Çocukla buraya geleli neredeyse yarım saat oluyordu ve yarım saattir burada kilitliydiler. Hepsi endişeli görünseler de Calum içten içe seviniyordu. Sebebini ne Calum biliyordu ne de ben biliyorum. Manyaktı sanırım?
''Çocuklar. Camlardan bağırmalıyız!'' Ash'in mükemmel fikriyle içlerine birer umut damlası düşen Luke ve Michael camlara doğru ilerlediler. Camları biraz zorlamayı denediler ama buna rağmen bir kıpırdanma bile olmuyordu.
''Calum!'' diye bağırdı Michael sinirle. ''Gel de yardım et!'' Calum istemeye istemeye onlara katıldığı sırada Ash de evin içinde bir anahtar bulup bulamayacağına bakıyordu.
''Bu camlar çok sert! Boşverin, açılacaklarını sanmıyorum. Bence biraz evi gezelim. İlginç bir şeyler bulabiliriz!'' diye mırıldandı Calum heyecanla. Heyecanı Luke'u da heyecanlandırmıştı.
''Evet! Calum haklı olabilir. Belki bir anahtar ya da yangın merdiveni bulabiliriz?'' Calum şaşkınlıkla baktı Luke'a.
''Ben... onları kastetmemiştim... ne bileyim, bir striptizci iskeleti veya Rihanna'nın balmumu heykelini filan bulabiliriz?'' Çocuklar sinirle gözlerini devirerek merdivenlere yöneldiler. Calum sıkılmış bir tavırla peşlerinden gitti. Bu üçü eğlenmeyi hiç de bilmiyordu!
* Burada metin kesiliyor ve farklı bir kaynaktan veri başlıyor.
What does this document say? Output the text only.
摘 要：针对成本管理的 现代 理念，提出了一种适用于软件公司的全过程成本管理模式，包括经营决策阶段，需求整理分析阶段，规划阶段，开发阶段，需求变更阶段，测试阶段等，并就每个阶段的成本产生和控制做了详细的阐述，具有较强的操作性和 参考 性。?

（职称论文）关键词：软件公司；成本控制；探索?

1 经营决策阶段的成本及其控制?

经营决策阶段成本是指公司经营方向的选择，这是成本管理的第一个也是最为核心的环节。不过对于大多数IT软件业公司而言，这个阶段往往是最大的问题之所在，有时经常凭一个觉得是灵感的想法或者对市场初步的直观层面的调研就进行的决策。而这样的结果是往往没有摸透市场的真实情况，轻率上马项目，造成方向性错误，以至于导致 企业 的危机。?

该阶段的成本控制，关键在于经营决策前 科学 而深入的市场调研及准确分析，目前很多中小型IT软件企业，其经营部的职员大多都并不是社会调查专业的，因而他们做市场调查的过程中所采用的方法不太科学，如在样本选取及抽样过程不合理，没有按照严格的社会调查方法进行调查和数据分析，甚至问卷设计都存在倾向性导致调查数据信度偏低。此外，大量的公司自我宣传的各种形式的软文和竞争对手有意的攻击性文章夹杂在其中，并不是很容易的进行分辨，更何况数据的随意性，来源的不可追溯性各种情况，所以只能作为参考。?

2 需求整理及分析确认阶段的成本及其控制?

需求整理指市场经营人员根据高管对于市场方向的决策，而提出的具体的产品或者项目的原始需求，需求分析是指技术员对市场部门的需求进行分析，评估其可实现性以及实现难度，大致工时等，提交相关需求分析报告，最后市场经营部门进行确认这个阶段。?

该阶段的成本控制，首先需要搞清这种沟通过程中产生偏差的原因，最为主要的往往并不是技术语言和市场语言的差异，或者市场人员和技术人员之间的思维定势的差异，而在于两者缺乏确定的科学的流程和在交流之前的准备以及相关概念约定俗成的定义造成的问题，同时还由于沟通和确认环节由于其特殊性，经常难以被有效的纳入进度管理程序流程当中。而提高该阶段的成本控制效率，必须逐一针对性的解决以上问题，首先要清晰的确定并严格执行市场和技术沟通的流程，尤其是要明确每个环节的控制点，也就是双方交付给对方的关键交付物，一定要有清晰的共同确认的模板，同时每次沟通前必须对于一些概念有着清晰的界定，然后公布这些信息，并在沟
''Kimse var mı?'' diye bağırdı Ash yukarıya doğru. Kendi sesi yankı olarak ona geri döndüğünde sesinin ne kadar güzel olduğunu düşünmeden edemedi.
''Kimse yok mu?'' diye sordu bu kez de. Sesini tekrar duymak istemişti. Tanrım! Sesi harikaydı! Ash sesinin güzelliği karşısında bayılmamak için duvara tutununca birden şaşkınlıkla duvara bakakaldı. Çünkü duvarda Bradley James posteri vardı! Bu evin sahibi bir kadın olmalıydı! İlk ipucunu bulmuşlardı işte. Çok yakışıklılardı ve bir kadın tarafından eve hapsedilmişlerdi. Oh Tanrım Ash çok zekiydi. Öyle zekiydi ki mutluluktan gözleri yaşarmıştı.